#ScienceSaturday posts share exciting scientific developments and educational resources with the KAND community. Each week, Dr. Dominique Lessard and Dr. Dylan Verden of KIF1A.ORG summarize newly published KIF1A-related research and highlight progress in rare disease research and therapeutic development.
Genetic and clinical landscape of childhood cerebellar hypoplasia and atrophy
When we discuss KAND treatments, be they small molecule or RNA/DNA-based therapies, one of our biggest questions is: How will this impact “X” symptom? In most cases, the unfortunate answer is that we don’t know. One major factor in this uncertainty is that KAND is both a neurodevelopmental disorder, and a neurodegenerative disorder. This means that if we see that a brain region isn’t formed or behaving correctly, there are three possibilities:
- Neurodevelopmental: The brain region didn’t form normally during development, a symptom called hypoplasia (hypo=less, plasia=growth).
- Neurodegenerative: The brain region formed normally and then began to degenerate, a symptom called atrophy.

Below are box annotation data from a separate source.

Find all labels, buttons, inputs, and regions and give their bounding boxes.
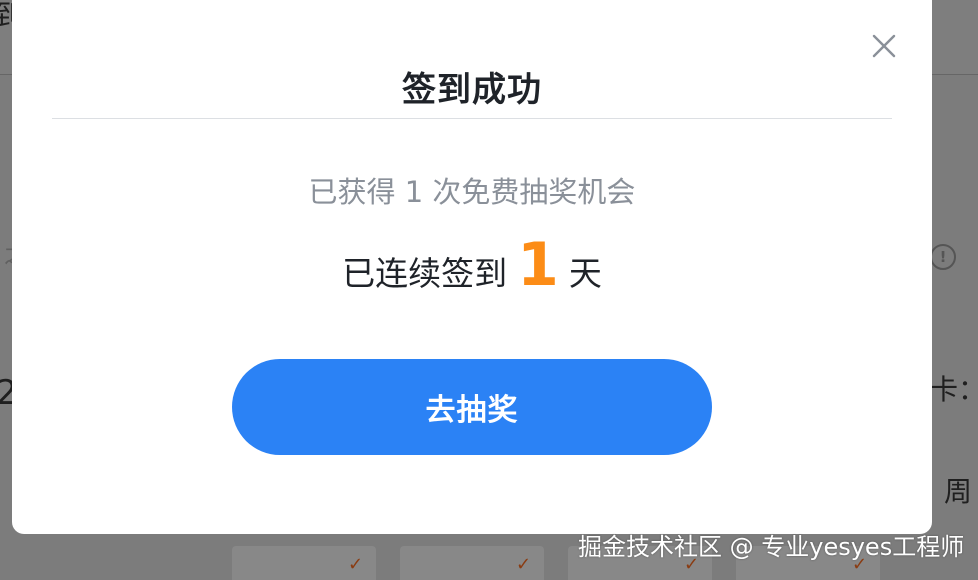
screen: 到 之 2 卡： 周 ! ✓ ✓ ✓ ✓ 签到成功 已获得 1 次免费抽奖机会 … bbox=[0, 0, 978, 580]
watermark: 掘金技术社区 @ 专业yesyes工程师 bbox=[578, 533, 965, 561]
title-divider bbox=[52, 118, 892, 119]
dialog-title: 签到成功 bbox=[402, 70, 542, 110]
close-button[interactable] bbox=[870, 32, 898, 60]
streak-suffix: 天 bbox=[568, 254, 602, 293]
reward-message: 已获得 1 次免费抽奖机会 bbox=[308, 175, 636, 209]
info-icon: ! bbox=[930, 244, 956, 270]
streak-message: 已连续签到 1 天 bbox=[12, 230, 932, 300]
background-card-label: 卡： bbox=[930, 373, 978, 406]
streak-prefix: 已连续签到 bbox=[342, 254, 508, 293]
background-week-label: 周 bbox=[944, 475, 973, 508]
check-icon: ✓ bbox=[348, 554, 364, 575]
checkin-success-dialog: 签到成功 已获得 1 次免费抽奖机会 已连续签到 1 天 去抽奖 bbox=[12, 0, 932, 534]
close-icon bbox=[872, 34, 896, 58]
streak-count: 1 bbox=[517, 230, 559, 300]
go-draw-button[interactable]: 去抽奖 bbox=[232, 359, 712, 455]
check-icon: ✓ bbox=[516, 554, 532, 575]
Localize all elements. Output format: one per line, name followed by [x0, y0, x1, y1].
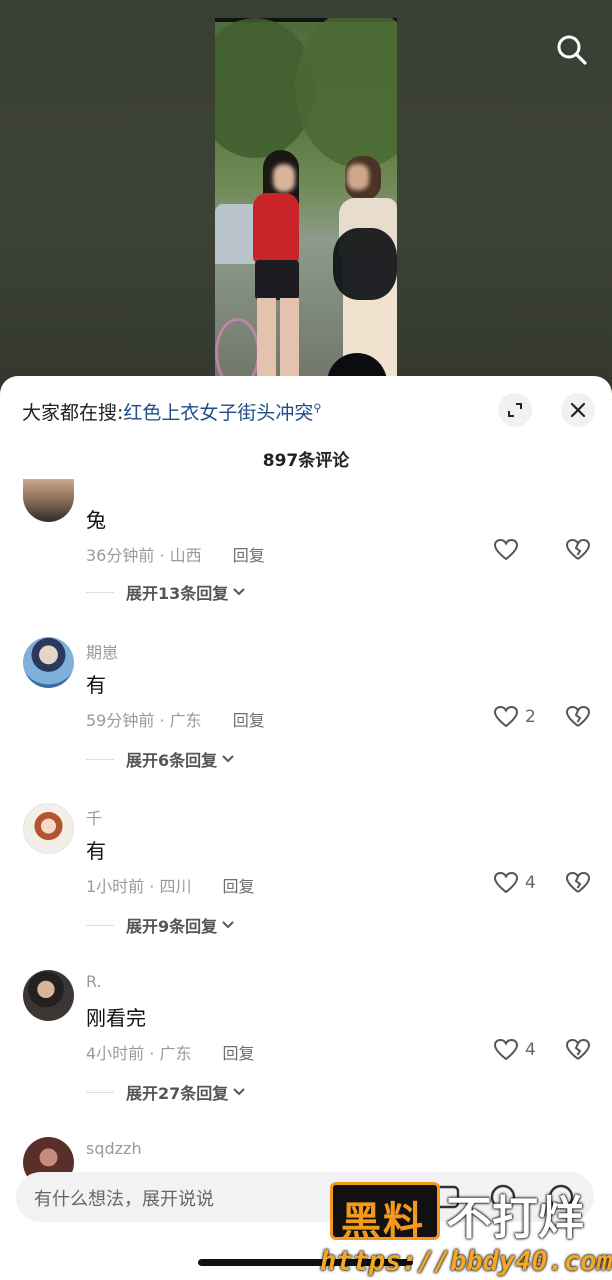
divider-dash — [86, 924, 114, 926]
dislike-button[interactable] — [565, 705, 591, 733]
reply-button[interactable]: 回复 — [233, 546, 265, 565]
chevron-down-icon — [222, 755, 234, 763]
expand-replies-label: 展开6条回复 — [126, 751, 218, 770]
broken-heart-icon — [565, 871, 591, 893]
dislike-button[interactable] — [565, 538, 591, 566]
expand-replies-button[interactable]: 展开13条回复 — [86, 580, 246, 604]
expand-replies-button[interactable]: 展开27条回复 — [86, 1080, 246, 1104]
close-icon — [570, 402, 586, 418]
comments-sheet: 大家都在搜:红色上衣女子街头冲突⚲ 897条评论 兔 36分钟前 · 山西 回复 — [0, 376, 612, 1280]
foreground-object — [333, 228, 397, 300]
comment-text: 有 — [86, 673, 106, 697]
comment-count: 897条评论 — [262, 451, 350, 471]
comment-text: 有 — [86, 839, 106, 863]
heart-icon — [493, 871, 519, 894]
comment-username[interactable]: 期崽 — [86, 639, 118, 663]
comment-text: 刚看完 — [86, 1006, 146, 1030]
person-legs — [257, 298, 299, 388]
comment-meta: 59分钟前 · 广东 回复 — [86, 707, 265, 731]
person-red-top — [253, 193, 299, 263]
video-player[interactable] — [215, 18, 397, 388]
reply-button[interactable]: 回复 — [223, 877, 255, 896]
dislike-button[interactable] — [565, 1038, 591, 1066]
comment-input-placeholder: 有什么想法，展开说说 — [34, 1189, 214, 1210]
like-button[interactable]: 2 — [493, 705, 536, 729]
broken-heart-icon — [565, 1038, 591, 1060]
comment-meta: 36分钟前 · 山西 回复 — [86, 542, 265, 566]
watermark-text: 不打烊 — [446, 1191, 584, 1245]
reply-button[interactable]: 回复 — [223, 1044, 255, 1063]
dislike-button[interactable] — [565, 871, 591, 899]
hot-search-link[interactable]: 红色上衣女子街头冲突 — [123, 402, 313, 424]
search-button[interactable] — [554, 32, 590, 68]
like-count: 2 — [525, 707, 536, 727]
broken-heart-icon — [565, 538, 591, 560]
comment-item: R. 刚看完 4小时前 · 广东 回复 4 展开27条回复 — [0, 968, 612, 1128]
person-shorts — [255, 260, 299, 300]
heart-icon — [493, 538, 519, 561]
chevron-down-icon — [233, 1088, 245, 1096]
chevron-down-icon — [233, 588, 245, 596]
comment-username[interactable]: 千 — [86, 805, 102, 829]
expand-icon — [508, 403, 522, 417]
broken-heart-icon — [565, 705, 591, 727]
watermark-url: https://bbdy40.com — [320, 1246, 612, 1277]
comment-username[interactable]: sqdzzh — [86, 1139, 142, 1158]
watermark-badge-text: 黑料 — [341, 1199, 425, 1245]
reply-button[interactable]: 回复 — [233, 711, 265, 730]
expand-sheet-button[interactable] — [498, 393, 532, 427]
like-button[interactable]: 4 — [493, 871, 536, 895]
divider-dash — [86, 1091, 114, 1093]
search-small-icon: ⚲ — [313, 401, 322, 415]
comment-time: 59分钟前 · 广东 — [86, 711, 202, 730]
like-count: 4 — [525, 1040, 536, 1060]
expand-replies-label: 展开9条回复 — [126, 917, 218, 936]
heart-icon — [493, 1038, 519, 1061]
hot-search-prefix: 大家都在搜: — [22, 402, 124, 424]
comment-meta: 1小时前 · 四川 回复 — [86, 873, 255, 897]
search-icon — [557, 35, 587, 65]
heart-icon — [493, 705, 519, 728]
expand-replies-label: 展开13条回复 — [126, 584, 229, 603]
avatar[interactable] — [23, 803, 74, 854]
blurred-face — [273, 164, 295, 192]
close-sheet-button[interactable] — [561, 393, 595, 427]
watermark-badge: 黑料 — [330, 1182, 440, 1245]
like-button[interactable] — [493, 538, 525, 562]
avatar[interactable] — [23, 637, 74, 688]
comment-time: 4小时前 · 广东 — [86, 1044, 192, 1063]
comment-text: 兔 — [86, 508, 106, 532]
comment-time: 1小时前 · 四川 — [86, 877, 192, 896]
expand-replies-button[interactable]: 展开9条回复 — [86, 913, 235, 937]
tree-foliage — [295, 18, 397, 168]
blurred-face — [347, 164, 369, 190]
comment-username[interactable]: R. — [86, 972, 102, 991]
like-count: 4 — [525, 873, 536, 893]
avatar[interactable] — [23, 479, 74, 522]
hot-search-banner[interactable]: 大家都在搜:红色上衣女子街头冲突⚲ — [22, 398, 321, 425]
comment-meta: 4小时前 · 广东 回复 — [86, 1040, 255, 1064]
expand-replies-button[interactable]: 展开6条回复 — [86, 747, 235, 771]
comment-item: 千 有 1小时前 · 四川 回复 4 展开9条回复 — [0, 801, 612, 961]
comment-item: 期崽 有 59分钟前 · 广东 回复 2 展开6条回复 — [0, 635, 612, 795]
divider-dash — [86, 591, 114, 593]
comment-time: 36分钟前 · 山西 — [86, 546, 202, 565]
like-button[interactable]: 4 — [493, 1038, 536, 1062]
expand-replies-label: 展开27条回复 — [126, 1084, 229, 1103]
comment-item: 兔 36分钟前 · 山西 回复 展开13条回复 — [0, 479, 612, 640]
avatar[interactable] — [23, 970, 74, 1021]
comment-item: sqdzzh — [0, 1135, 612, 1188]
divider-dash — [86, 758, 114, 760]
chevron-down-icon — [222, 921, 234, 929]
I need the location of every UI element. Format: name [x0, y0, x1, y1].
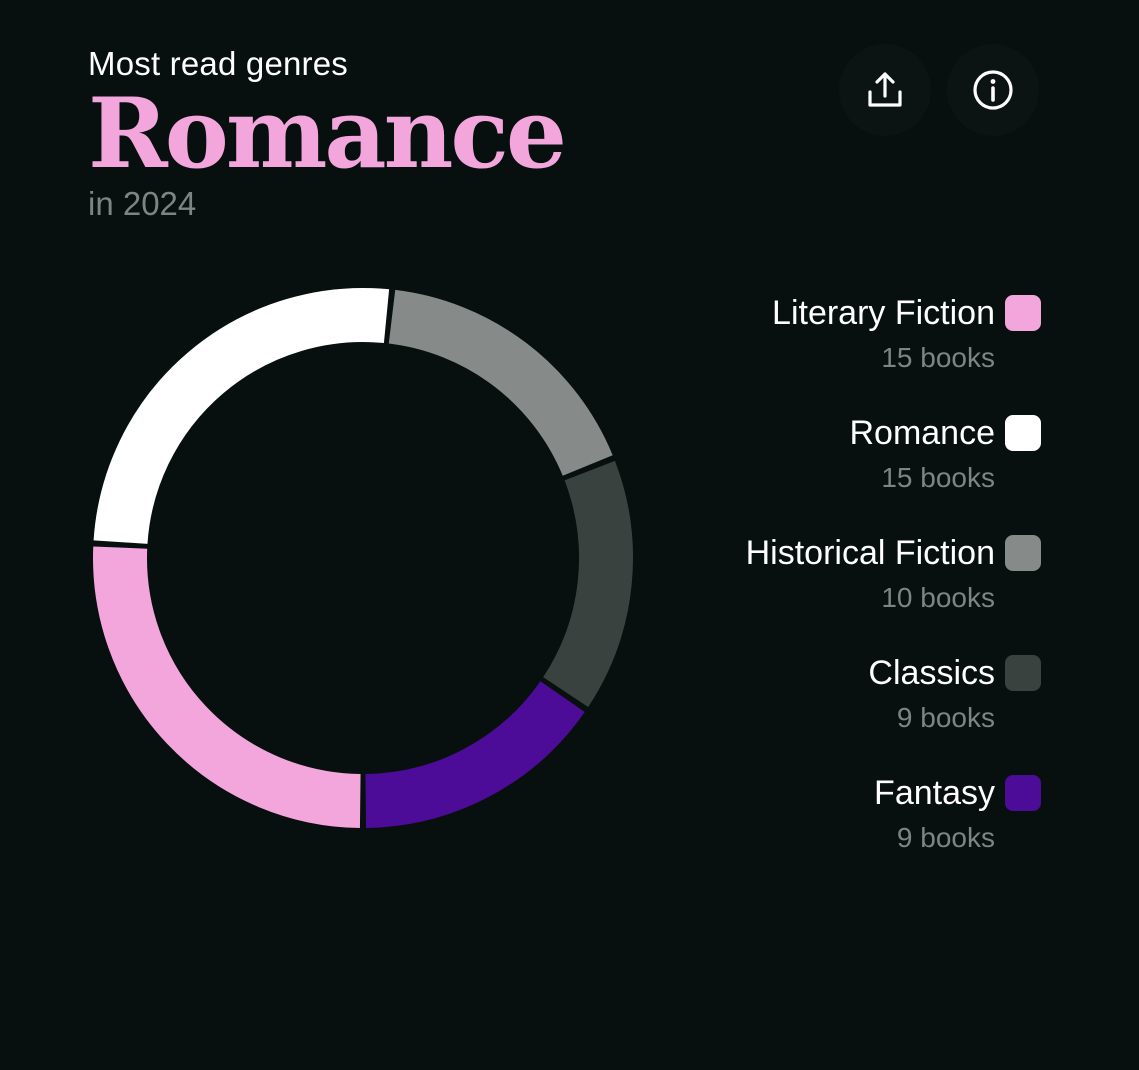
legend-item-classics: Classics 9 books [581, 652, 1041, 772]
year-subtitle: in 2024 [88, 185, 197, 222]
info-icon [973, 70, 1013, 110]
top-genre-title: Romance [88, 77, 567, 190]
legend-count: 9 books [896, 822, 995, 853]
legend-item-literary-fiction: Literary Fiction 15 books [581, 292, 1041, 412]
genre-legend: Literary Fiction 15 books Romance 15 books H… [581, 292, 1041, 892]
legend-swatch [1005, 535, 1041, 571]
legend-swatch [1005, 415, 1041, 451]
legend-swatch [1005, 775, 1041, 811]
share-button[interactable] [839, 44, 931, 136]
legend-count: 10 books [881, 582, 995, 613]
genre-donut-chart [93, 288, 633, 828]
donut-slice-literary-fiction[interactable] [93, 546, 361, 828]
legend-label: Historical Fiction [745, 534, 995, 572]
legend-row: Literary Fiction [772, 292, 1041, 334]
legend-item-romance: Romance 15 books [581, 412, 1041, 532]
legend-row: Classics [868, 652, 1041, 694]
info-button[interactable] [947, 44, 1039, 136]
legend-label: Fantasy [874, 774, 995, 812]
legend-row: Romance [849, 412, 1041, 454]
share-icon [868, 72, 902, 107]
legend-count: 15 books [881, 462, 995, 493]
legend-swatch [1005, 655, 1041, 691]
legend-swatch [1005, 295, 1041, 331]
legend-label: Romance [849, 414, 995, 452]
donut-slice-romance[interactable] [93, 288, 390, 545]
donut-slice-historical-fiction[interactable] [388, 289, 613, 477]
legend-item-historical-fiction: Historical Fiction 10 books [581, 532, 1041, 652]
donut-slice-fantasy[interactable] [364, 680, 585, 828]
legend-label: Literary Fiction [772, 294, 995, 332]
legend-item-fantasy: Fantasy 9 books [581, 772, 1041, 892]
legend-row: Fantasy [874, 772, 1041, 814]
legend-count: 9 books [896, 702, 995, 733]
legend-row: Historical Fiction [746, 532, 1041, 574]
legend-count: 15 books [881, 342, 995, 373]
legend-label: Classics [868, 654, 995, 692]
header: Most read genres Romance in 2024 [88, 44, 567, 224]
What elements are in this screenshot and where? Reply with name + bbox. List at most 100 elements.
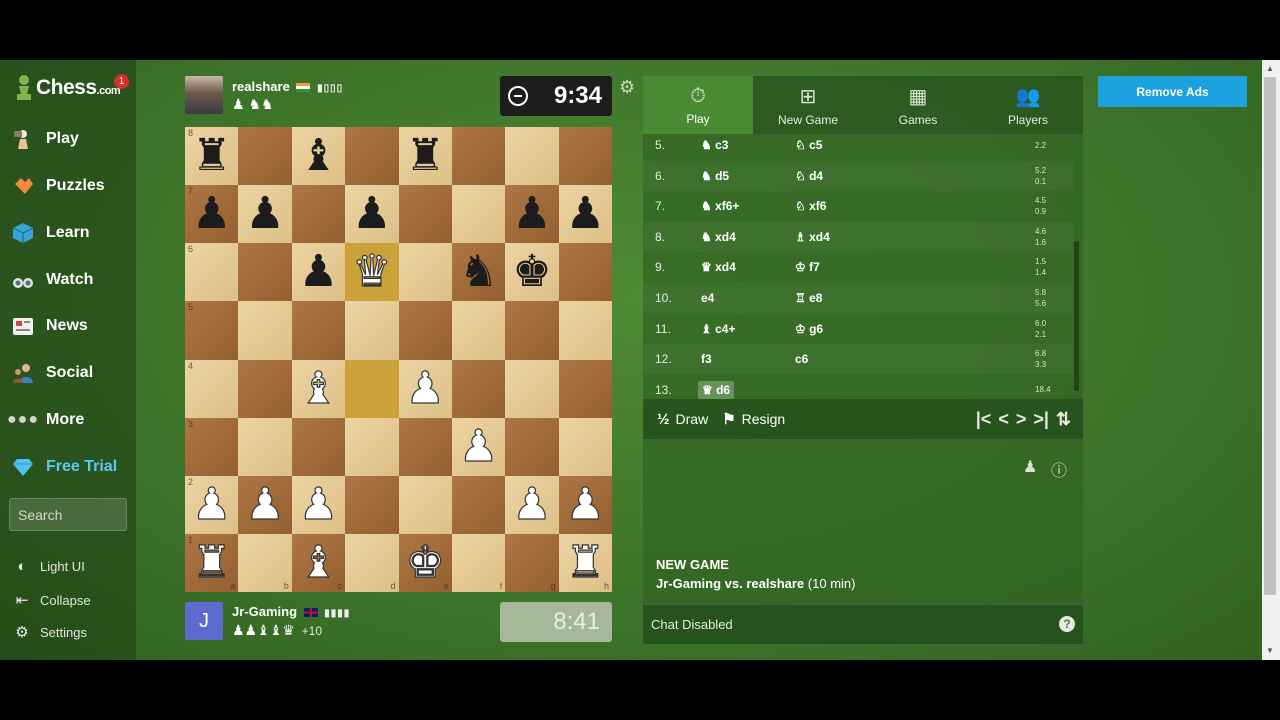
square-f8[interactable] (451, 127, 506, 186)
square-d1[interactable]: d (345, 533, 399, 592)
square-b4[interactable] (238, 359, 292, 418)
search-input[interactable]: Search (9, 498, 127, 531)
square-e3[interactable] (398, 417, 452, 476)
square-b8[interactable] (238, 127, 292, 186)
square-e4[interactable]: ♟ (398, 359, 452, 418)
square-a7[interactable]: 7 ♟ (185, 185, 239, 244)
square-e1[interactable]: e ♚ (398, 533, 452, 592)
black-knight-icon[interactable]: ♞ (459, 250, 498, 294)
white-pawn-icon[interactable]: ♟ (565, 482, 606, 527)
nav-puzzles[interactable]: Puzzles (10, 171, 105, 201)
square-d8[interactable] (345, 127, 399, 186)
nav-social[interactable]: Social (10, 358, 93, 388)
square-g1[interactable]: g (505, 533, 559, 592)
white-king-icon[interactable]: ♚ (405, 540, 446, 585)
white-move[interactable]: ♝ c4+ (701, 322, 735, 336)
black-rook-icon[interactable]: ♜ (192, 134, 231, 178)
square-g7[interactable]: ♟ (505, 185, 559, 244)
black-rook-icon[interactable]: ♜ (405, 134, 444, 178)
square-b3[interactable] (238, 417, 292, 476)
square-e7[interactable] (398, 185, 452, 244)
square-h7[interactable]: ♟ (558, 185, 612, 244)
bottom-player-name[interactable]: Jr-Gaming (232, 604, 297, 619)
square-h1[interactable]: h ♜ (558, 533, 612, 592)
black-move[interactable]: ♘ xf6 (795, 199, 826, 213)
square-c2[interactable]: ♟ (291, 475, 346, 534)
white-pawn-icon[interactable]: ♟ (245, 482, 286, 527)
scroll-down-icon[interactable]: ▼ (1266, 646, 1274, 655)
black-move[interactable]: ♘ d4 (795, 169, 823, 183)
square-f3[interactable]: ♟ (451, 417, 506, 476)
white-pawn-icon[interactable]: ♟ (298, 482, 339, 527)
first-move-icon[interactable]: |< (976, 409, 992, 430)
square-f2[interactable] (451, 475, 506, 534)
tab-play[interactable]: ⏱ Play (643, 76, 753, 134)
square-c8[interactable]: ♝ (291, 127, 346, 186)
top-player-avatar[interactable] (185, 76, 223, 114)
nav-light-ui[interactable]: ◐ Light UI (12, 558, 84, 575)
square-h6[interactable] (558, 243, 612, 302)
square-f5[interactable] (451, 301, 506, 360)
square-f4[interactable] (451, 359, 506, 418)
remove-ads-button[interactable]: Remove Ads (1098, 76, 1247, 107)
black-move[interactable]: ♗ xd4 (795, 230, 830, 244)
white-move[interactable]: ♞ xf6+ (701, 199, 739, 213)
scrollbar-thumb[interactable] (1264, 77, 1276, 595)
square-g8[interactable] (505, 127, 559, 186)
bottom-player-avatar[interactable]: J (185, 602, 223, 640)
square-c1[interactable]: c ♝ (291, 533, 346, 592)
chess-board[interactable]: 8 ♜ ♝ ♜ 7 ♟ ♟ ♟ ♟ ♟ 6 ♟ ♛ ♞ ♚ 5 4 ♝ ♟ 3 ♟ 2 ♟ ♟ ♟ ♟ ♟ 1 a ♜ b c ♝ d e ♚ f g h ♜ (185, 127, 612, 592)
white-pawn-icon[interactable]: ♟ (405, 365, 446, 410)
nav-settings[interactable]: ⚙ Settings (12, 623, 87, 641)
tab-games[interactable]: ▦ Games (863, 76, 973, 134)
white-bishop-icon[interactable]: ♝ (298, 365, 339, 410)
square-f1[interactable]: f (451, 533, 506, 592)
nav-news[interactable]: News (10, 311, 88, 341)
white-bishop-icon[interactable]: ♝ (298, 540, 339, 585)
scroll-up-icon[interactable]: ▲ (1266, 64, 1274, 73)
square-d6[interactable]: ♛ (345, 243, 399, 302)
square-b7[interactable]: ♟ (238, 185, 292, 244)
white-move[interactable]: ♞ xd4 (701, 230, 736, 244)
white-move[interactable]: e4 (701, 291, 714, 305)
square-e6[interactable] (398, 243, 452, 302)
square-a1[interactable]: 1 a ♜ (185, 533, 239, 592)
white-pawn-icon[interactable]: ♟ (458, 424, 499, 469)
page-scrollbar[interactable]: ▲ ▼ (1262, 60, 1280, 660)
square-a3[interactable]: 3 (185, 417, 239, 476)
square-a2[interactable]: 2 ♟ (185, 475, 239, 534)
square-a8[interactable]: 8 ♜ (185, 127, 239, 186)
draw-button[interactable]: ½ Draw (657, 411, 708, 428)
nav-more[interactable]: ●●● More (7, 405, 84, 435)
previous-move-icon[interactable]: < (998, 409, 1009, 430)
black-bishop-icon[interactable]: ♝ (299, 134, 338, 178)
square-g5[interactable] (505, 301, 559, 360)
square-d7[interactable]: ♟ (345, 185, 399, 244)
square-g3[interactable] (505, 417, 559, 476)
square-c5[interactable] (291, 301, 346, 360)
square-b5[interactable] (238, 301, 292, 360)
white-move[interactable]: ♞ d5 (701, 169, 729, 183)
square-e5[interactable] (398, 301, 452, 360)
white-move[interactable]: ♞ c3 (701, 138, 728, 152)
square-d4[interactable] (345, 359, 399, 418)
square-g2[interactable]: ♟ (505, 475, 559, 534)
square-b1[interactable]: b (238, 533, 292, 592)
next-move-icon[interactable]: > (1016, 409, 1027, 430)
square-h4[interactable] (558, 359, 612, 418)
white-rook-icon[interactable]: ♜ (191, 540, 232, 585)
white-move[interactable]: ♛ xd4 (701, 260, 736, 274)
square-g6[interactable]: ♚ (505, 243, 559, 302)
square-f6[interactable]: ♞ (451, 243, 506, 302)
square-g4[interactable] (505, 359, 559, 418)
black-move[interactable]: c6 (795, 352, 808, 366)
black-king-icon[interactable]: ♚ (512, 250, 551, 294)
white-queen-icon[interactable]: ♛ (351, 249, 392, 294)
square-c4[interactable]: ♝ (291, 359, 346, 418)
white-move[interactable]: ♛ d6 (698, 380, 735, 399)
board-settings-gear-icon[interactable]: ⚙ (619, 77, 635, 98)
square-h2[interactable]: ♟ (558, 475, 612, 534)
top-player-name[interactable]: realshare (232, 79, 290, 94)
black-pawn-icon[interactable]: ♟ (299, 250, 338, 294)
square-h5[interactable] (558, 301, 612, 360)
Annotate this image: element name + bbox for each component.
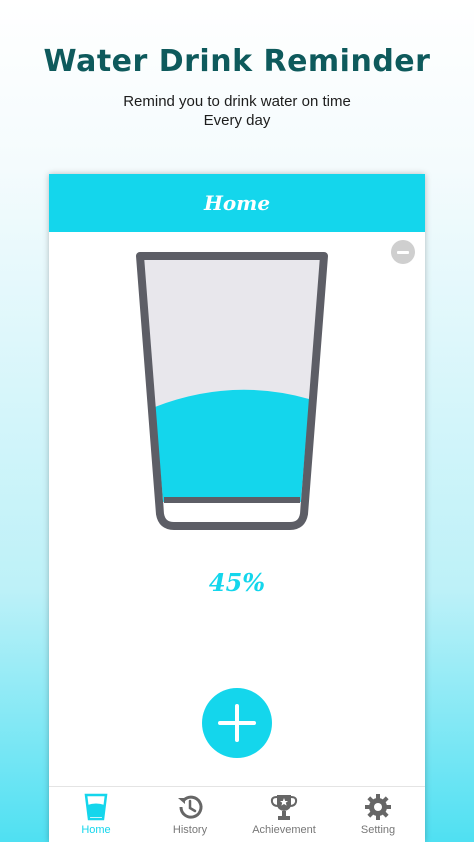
remove-drink-button[interactable] [391,240,415,264]
page-title: Home [203,191,271,215]
nav-label-setting: Setting [360,824,396,836]
plus-icon [218,704,256,742]
nav-item-history[interactable]: History [143,787,237,842]
minus-icon [397,250,409,254]
nav-item-setting[interactable]: Setting [331,787,425,842]
nav-item-home[interactable]: Home [49,787,143,842]
bottom-nav: Home History Achievement Setting [49,786,425,842]
glass-base [164,502,300,512]
glass-icon [84,793,108,821]
water-glass [136,252,328,530]
promo-subtitle: Remind you to drink water on time Every … [0,92,474,130]
add-drink-button[interactable] [202,688,272,758]
nav-label-history: History [172,824,208,836]
promo-subtitle-line1: Remind you to drink water on time [123,93,351,110]
nav-item-achievement[interactable]: Achievement [237,787,331,842]
gear-icon [365,794,391,820]
history-icon [178,795,203,819]
nav-label-achievement: Achievement [252,824,316,836]
trophy-icon [270,795,298,820]
phone-screen: Home 45% Home History Achievement Settin… [49,174,425,842]
progress-percent: 45% [208,568,266,597]
app-bar: Home [49,174,425,232]
water-fill [154,389,310,502]
nav-label-home: Home [81,824,111,836]
promo-title: Water Drink Reminder [43,44,431,79]
promo-subtitle-line2: Every day [203,112,271,129]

- Combination: The brain region didn’t form normally, and then degenerated as well.
While these causes may result in similar symptoms, they may respond to different treatments or have different therapeutic windows: Neurodevelopmental symptoms may require a much earlier intervention than neurodegenerative symptoms, for example.
Among our families, a common symptom is cerebellar pathology. The cerebellum (or “little brain”) sits near the base of our skull and is primarily responsible for fine-tuning our movement, including walking. But because brain scans aren’t regularly performed on asymptomatic children, it can be difficult to tell whether the cerebellum developed abnormally, began to degenerate, or both. In this week’s study, researchers investigated 188 patients with cerebellar pathology to better distinguish hypoplasia from atrophy.
Because different genes can contribute to similar symptoms, the authors performed genetic sequencing to look for mutations. Disease causing variants were identified in 105/188 patients, including 8 patients with KIF1A mutations. Notably, the degree of cerebellar loss was highly variable within the KIF1A group, likely reflecting mutation heterogeneity in our community.
When the authors further analyzed genetic variants in their patients, they found that many of these genes are associated with neurodegenerative atrophy. However these genes were also specifically upregulated during childhood and adolescent development. This finding suggests a potential overlap between neurodevelopment and neurodegeneration. Further clinical assessments will be needed to distinguish the two, especially in variable patient populations like KAND.
Distinguishing between similar types of brain dysfunction is incredibly complex, and this study represents an early step to integrating genetic data into diagnosis. But in the long-term, dissecting these symptoms is important. As the authors state: “If clinicians know that aberrant genes are atrophy-related in patients… their clinical management may become more cautious.” We look forward to following this work in the future to learn more about KAND.
UK Government launches Newborn Genomes Programme
One of the biggest challenges faced by rare disease patients is the prolonged diagnostic journey, when families watch symptoms develop without knowing the cause. This undiagnosed period is a bottleneck that limits symptom management and treatment, and leaves families in a state of uncertainty.
An important factor in diagnosis is genetic testing: Undiagnosed patients often undergo genetic panels to look for mutations associated with their symptoms. But these panels may not include all relevant genes, and often take place after patients have been suffering from symptoms for extended periods of time. But what if we were to get a head start by gene sequencing newborns, including healthy ones? This is the question being asked by the UK National Health Service’s Newborn Genome Programme.
The project will entail whole genome sequencing of up to 200,000 newborns in the UK. The goal is to determine potential health-altering variants before children experience disease, so that parents and clinicians are better prepared to take action quickly if symptoms arise.
By performing this screening at such a large scale, the study aims to address several unanswered questions regarding the use of whole genome sequencing in disease diagnostics and healthcare, as described by Genomics England:
- How will it integrate with the NHS newborn screening blood spot test?
- How conclusively can it predict disease in pre-symptomatic babies, and how does it impact their diagnostic experience?
- How should it be paired with other screening and diagnostic tools?
- How to best guide parents through that uncertainty to avoid unnecessary ‘medicalisation’?
The study also acknowledges that genetic information can be ambiguous and overwhelming for patient families, and seeks to integrate holistic information about patient experience to provide better guidelines for genetic diagnostics. This represents a huge step toward more comprehensive and informed screening guidelines to identify, manage, and treat rare diseases as early as possible.